I am trying to create a machine learning library for sparse embedding training. So it would need fast read/write of millions of embeddings that have dimensions ranging from 128 to 768. Each of these dimensions will have a float32 value.
There will only be a single column, each row for each embedding. I am Not doing any embedding similarity search or anything like that, only the index # will be needed to look up the embedding.
Each update step in the training would be looking up and writing values do the data store, so I am looking for the fastest database for my situation. Having a parameters saved to disk would already significantly reduce ram memory, so usage of Ram memory is Not a concern for me.
From my limited research, it looks like the top candidates are parquet, hdf5, or some sort of SQL.
If there are any other requirements needed to recommend the best datastore, let me know.
It is a broad topic, but the first thing is that if speed matters, most of the answer does not necessarily lies in the choice of the database, but how often you write, because if you keep things in the RAM most of the time and do batch updates every so often, you will make it faster.

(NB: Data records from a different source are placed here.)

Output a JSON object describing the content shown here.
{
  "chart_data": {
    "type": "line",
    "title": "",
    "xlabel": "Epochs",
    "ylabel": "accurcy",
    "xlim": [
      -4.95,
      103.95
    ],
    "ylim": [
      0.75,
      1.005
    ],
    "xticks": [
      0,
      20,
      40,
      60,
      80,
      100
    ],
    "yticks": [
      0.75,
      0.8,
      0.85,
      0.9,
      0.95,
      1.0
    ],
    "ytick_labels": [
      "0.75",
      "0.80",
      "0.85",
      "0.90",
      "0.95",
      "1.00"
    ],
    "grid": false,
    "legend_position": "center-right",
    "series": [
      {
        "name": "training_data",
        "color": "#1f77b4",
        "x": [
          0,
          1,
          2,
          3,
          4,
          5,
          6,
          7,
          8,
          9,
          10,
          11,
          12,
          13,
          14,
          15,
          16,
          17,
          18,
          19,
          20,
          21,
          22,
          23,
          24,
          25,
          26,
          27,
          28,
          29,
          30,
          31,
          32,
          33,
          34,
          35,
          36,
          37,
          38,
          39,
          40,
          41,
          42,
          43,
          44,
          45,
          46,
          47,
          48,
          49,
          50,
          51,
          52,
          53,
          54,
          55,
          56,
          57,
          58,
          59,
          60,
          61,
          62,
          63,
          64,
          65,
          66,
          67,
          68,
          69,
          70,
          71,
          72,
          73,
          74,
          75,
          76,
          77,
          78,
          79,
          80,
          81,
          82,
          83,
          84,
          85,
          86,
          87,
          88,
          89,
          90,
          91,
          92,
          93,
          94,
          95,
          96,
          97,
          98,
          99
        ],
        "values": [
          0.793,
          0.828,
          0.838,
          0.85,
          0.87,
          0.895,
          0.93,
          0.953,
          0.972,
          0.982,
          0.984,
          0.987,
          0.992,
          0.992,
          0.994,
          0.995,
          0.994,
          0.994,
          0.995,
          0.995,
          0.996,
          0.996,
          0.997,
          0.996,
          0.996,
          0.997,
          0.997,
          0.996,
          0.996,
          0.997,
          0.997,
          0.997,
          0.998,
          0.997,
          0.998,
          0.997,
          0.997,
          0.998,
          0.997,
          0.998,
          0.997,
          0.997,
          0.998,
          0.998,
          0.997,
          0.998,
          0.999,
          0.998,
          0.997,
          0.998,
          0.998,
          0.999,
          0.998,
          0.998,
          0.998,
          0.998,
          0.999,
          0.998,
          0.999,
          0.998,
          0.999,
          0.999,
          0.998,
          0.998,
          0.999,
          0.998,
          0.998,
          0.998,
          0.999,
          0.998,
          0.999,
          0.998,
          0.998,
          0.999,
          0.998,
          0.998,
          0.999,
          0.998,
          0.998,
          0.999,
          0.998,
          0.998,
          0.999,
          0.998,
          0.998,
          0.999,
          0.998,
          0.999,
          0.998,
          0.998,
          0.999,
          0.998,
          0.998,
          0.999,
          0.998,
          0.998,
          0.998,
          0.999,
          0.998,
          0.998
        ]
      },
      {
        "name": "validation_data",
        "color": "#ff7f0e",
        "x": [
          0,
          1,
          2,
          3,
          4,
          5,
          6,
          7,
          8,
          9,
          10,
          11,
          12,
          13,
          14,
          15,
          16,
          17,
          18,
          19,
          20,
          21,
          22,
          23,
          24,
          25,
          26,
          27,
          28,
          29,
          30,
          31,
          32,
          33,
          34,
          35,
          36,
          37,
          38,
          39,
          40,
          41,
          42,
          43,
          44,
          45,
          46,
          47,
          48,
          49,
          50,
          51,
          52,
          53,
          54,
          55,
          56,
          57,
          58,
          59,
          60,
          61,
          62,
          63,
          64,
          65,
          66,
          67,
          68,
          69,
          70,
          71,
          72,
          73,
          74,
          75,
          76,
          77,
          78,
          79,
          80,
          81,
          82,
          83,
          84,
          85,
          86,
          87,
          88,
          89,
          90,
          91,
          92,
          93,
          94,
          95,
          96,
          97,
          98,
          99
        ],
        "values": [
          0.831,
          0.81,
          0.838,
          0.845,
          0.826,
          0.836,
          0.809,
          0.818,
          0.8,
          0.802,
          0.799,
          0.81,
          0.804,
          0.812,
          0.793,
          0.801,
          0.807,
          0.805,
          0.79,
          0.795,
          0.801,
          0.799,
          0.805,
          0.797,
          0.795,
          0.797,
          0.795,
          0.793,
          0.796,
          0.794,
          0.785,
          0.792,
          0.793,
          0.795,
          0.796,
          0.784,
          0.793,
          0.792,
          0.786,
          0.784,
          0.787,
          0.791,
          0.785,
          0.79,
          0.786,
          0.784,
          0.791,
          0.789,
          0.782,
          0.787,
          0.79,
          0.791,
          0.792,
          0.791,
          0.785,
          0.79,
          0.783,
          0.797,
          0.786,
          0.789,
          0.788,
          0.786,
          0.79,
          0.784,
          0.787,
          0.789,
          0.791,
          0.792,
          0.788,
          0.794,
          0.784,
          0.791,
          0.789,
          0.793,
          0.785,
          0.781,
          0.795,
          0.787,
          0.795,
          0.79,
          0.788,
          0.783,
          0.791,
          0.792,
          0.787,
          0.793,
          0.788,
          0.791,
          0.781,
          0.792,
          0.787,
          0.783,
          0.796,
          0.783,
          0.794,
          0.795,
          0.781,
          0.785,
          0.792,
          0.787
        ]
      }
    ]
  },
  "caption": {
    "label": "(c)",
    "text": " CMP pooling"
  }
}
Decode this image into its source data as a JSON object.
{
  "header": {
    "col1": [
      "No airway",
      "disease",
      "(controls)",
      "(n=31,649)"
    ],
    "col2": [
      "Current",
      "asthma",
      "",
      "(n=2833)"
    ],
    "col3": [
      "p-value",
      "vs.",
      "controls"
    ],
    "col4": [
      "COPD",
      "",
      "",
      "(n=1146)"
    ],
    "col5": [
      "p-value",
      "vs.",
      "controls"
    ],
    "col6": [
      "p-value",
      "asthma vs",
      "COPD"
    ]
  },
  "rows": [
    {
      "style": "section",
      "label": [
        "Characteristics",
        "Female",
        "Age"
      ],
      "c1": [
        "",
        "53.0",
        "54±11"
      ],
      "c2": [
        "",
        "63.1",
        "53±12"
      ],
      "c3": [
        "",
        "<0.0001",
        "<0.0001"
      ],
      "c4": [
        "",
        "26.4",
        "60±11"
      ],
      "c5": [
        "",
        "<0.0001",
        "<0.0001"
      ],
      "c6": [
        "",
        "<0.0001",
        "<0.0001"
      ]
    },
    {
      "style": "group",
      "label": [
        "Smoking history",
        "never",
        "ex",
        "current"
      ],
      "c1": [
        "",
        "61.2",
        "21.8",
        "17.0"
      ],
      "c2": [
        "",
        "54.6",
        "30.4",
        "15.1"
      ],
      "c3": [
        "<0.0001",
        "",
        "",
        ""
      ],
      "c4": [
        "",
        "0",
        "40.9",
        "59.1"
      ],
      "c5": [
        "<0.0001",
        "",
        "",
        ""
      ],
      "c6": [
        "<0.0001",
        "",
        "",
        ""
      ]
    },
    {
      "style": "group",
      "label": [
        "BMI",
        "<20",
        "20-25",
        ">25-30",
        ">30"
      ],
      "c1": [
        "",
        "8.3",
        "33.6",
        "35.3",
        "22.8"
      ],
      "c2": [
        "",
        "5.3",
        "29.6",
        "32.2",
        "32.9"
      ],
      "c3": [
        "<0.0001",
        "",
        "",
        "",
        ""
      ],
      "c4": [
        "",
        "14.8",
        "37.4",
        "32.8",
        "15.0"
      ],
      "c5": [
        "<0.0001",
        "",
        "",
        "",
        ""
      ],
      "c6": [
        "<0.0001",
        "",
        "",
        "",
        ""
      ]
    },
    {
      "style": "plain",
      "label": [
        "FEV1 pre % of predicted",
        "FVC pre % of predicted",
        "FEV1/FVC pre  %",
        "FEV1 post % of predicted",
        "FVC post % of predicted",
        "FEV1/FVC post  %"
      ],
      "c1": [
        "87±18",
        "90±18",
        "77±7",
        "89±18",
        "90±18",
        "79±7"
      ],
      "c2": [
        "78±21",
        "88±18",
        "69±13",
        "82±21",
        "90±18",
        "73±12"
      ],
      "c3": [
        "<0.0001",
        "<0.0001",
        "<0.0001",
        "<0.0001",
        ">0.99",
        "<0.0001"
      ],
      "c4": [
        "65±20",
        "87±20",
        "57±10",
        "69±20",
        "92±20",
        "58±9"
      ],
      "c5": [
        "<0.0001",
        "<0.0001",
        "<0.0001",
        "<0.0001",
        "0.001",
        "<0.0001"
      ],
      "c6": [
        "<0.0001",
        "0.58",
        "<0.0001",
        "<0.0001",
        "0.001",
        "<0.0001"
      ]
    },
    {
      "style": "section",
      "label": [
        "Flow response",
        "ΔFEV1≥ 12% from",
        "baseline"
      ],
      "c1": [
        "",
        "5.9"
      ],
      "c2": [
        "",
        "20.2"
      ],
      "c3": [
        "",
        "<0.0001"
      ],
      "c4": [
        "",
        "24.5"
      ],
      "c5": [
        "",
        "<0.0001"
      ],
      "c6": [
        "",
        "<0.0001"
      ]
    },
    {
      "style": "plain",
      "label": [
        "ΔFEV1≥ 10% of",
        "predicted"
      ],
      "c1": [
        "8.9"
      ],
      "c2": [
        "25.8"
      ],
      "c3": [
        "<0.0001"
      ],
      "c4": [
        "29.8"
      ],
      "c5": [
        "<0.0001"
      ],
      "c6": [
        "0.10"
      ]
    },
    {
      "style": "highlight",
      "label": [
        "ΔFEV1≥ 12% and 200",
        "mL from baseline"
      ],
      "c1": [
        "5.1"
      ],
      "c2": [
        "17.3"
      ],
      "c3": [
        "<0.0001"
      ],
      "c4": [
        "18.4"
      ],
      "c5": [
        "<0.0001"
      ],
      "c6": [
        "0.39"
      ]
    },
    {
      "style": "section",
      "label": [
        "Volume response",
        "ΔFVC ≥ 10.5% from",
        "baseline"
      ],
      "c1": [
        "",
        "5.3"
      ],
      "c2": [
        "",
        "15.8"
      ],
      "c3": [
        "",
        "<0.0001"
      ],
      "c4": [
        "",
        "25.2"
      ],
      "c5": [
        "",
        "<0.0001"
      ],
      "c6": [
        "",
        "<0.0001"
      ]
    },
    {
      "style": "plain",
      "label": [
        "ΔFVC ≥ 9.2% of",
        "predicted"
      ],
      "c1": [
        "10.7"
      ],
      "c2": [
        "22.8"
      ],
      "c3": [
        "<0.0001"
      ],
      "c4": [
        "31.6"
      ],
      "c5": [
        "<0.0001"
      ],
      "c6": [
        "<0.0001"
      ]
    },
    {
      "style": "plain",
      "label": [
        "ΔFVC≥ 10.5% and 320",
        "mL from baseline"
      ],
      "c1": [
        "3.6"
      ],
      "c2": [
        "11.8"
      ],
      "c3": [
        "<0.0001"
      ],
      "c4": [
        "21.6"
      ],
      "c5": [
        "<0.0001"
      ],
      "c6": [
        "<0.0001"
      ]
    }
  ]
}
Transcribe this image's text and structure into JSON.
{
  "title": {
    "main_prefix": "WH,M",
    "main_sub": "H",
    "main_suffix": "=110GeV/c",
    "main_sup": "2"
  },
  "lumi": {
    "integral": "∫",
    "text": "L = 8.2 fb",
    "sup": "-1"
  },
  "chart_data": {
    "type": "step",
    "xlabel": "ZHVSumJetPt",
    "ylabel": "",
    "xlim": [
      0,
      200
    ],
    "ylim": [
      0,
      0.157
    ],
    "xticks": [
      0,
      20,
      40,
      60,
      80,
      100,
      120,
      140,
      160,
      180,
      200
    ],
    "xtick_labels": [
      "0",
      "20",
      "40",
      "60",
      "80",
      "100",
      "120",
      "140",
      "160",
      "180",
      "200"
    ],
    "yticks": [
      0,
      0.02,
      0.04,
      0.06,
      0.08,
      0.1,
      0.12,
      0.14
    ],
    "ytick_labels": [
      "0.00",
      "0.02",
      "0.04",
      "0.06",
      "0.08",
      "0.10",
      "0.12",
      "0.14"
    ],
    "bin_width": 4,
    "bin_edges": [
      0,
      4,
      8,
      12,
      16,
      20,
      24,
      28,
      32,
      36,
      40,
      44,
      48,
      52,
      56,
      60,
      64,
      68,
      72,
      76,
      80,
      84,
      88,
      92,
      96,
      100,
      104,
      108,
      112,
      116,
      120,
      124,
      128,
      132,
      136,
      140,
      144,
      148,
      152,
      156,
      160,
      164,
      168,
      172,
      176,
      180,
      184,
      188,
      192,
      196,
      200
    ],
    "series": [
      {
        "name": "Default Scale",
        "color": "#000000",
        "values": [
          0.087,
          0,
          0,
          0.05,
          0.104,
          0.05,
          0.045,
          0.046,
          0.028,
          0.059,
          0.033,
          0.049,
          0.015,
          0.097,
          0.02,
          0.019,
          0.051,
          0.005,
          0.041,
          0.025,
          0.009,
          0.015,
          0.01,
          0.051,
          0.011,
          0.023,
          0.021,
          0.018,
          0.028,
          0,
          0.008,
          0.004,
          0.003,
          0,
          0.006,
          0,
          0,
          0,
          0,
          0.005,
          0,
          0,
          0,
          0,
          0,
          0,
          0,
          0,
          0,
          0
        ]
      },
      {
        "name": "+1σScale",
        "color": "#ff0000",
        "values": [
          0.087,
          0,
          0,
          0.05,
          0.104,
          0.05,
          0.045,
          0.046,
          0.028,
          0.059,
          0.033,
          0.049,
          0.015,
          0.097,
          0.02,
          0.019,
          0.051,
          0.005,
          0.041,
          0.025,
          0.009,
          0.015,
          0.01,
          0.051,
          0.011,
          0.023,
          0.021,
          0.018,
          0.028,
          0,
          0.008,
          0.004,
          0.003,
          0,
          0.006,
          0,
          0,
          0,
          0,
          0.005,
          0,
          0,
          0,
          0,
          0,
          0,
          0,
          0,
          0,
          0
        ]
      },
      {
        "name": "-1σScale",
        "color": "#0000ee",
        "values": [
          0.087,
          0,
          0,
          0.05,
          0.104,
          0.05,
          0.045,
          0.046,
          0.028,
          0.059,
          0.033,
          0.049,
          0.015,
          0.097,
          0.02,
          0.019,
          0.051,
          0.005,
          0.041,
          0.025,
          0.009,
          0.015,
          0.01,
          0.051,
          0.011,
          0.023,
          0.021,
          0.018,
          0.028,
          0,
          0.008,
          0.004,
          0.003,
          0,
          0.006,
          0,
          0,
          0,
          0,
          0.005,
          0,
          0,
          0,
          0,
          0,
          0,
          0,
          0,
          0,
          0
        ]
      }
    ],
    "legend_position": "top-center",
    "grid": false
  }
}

A mix of cache and database basically.
Personally I would pick redis because it can actually do both cache and also persist on disk. The configuration even allows you to choose between different types of persistence, some of them being more efficient than others. Redis is already faster than most options by design, but the configuration lets you refine it. And it has a driver for pretty much all languages out there.
Also it may seem obvious but if you can, it is faster to have your cache/database on the same machine as your application, if you want to gain even more speed.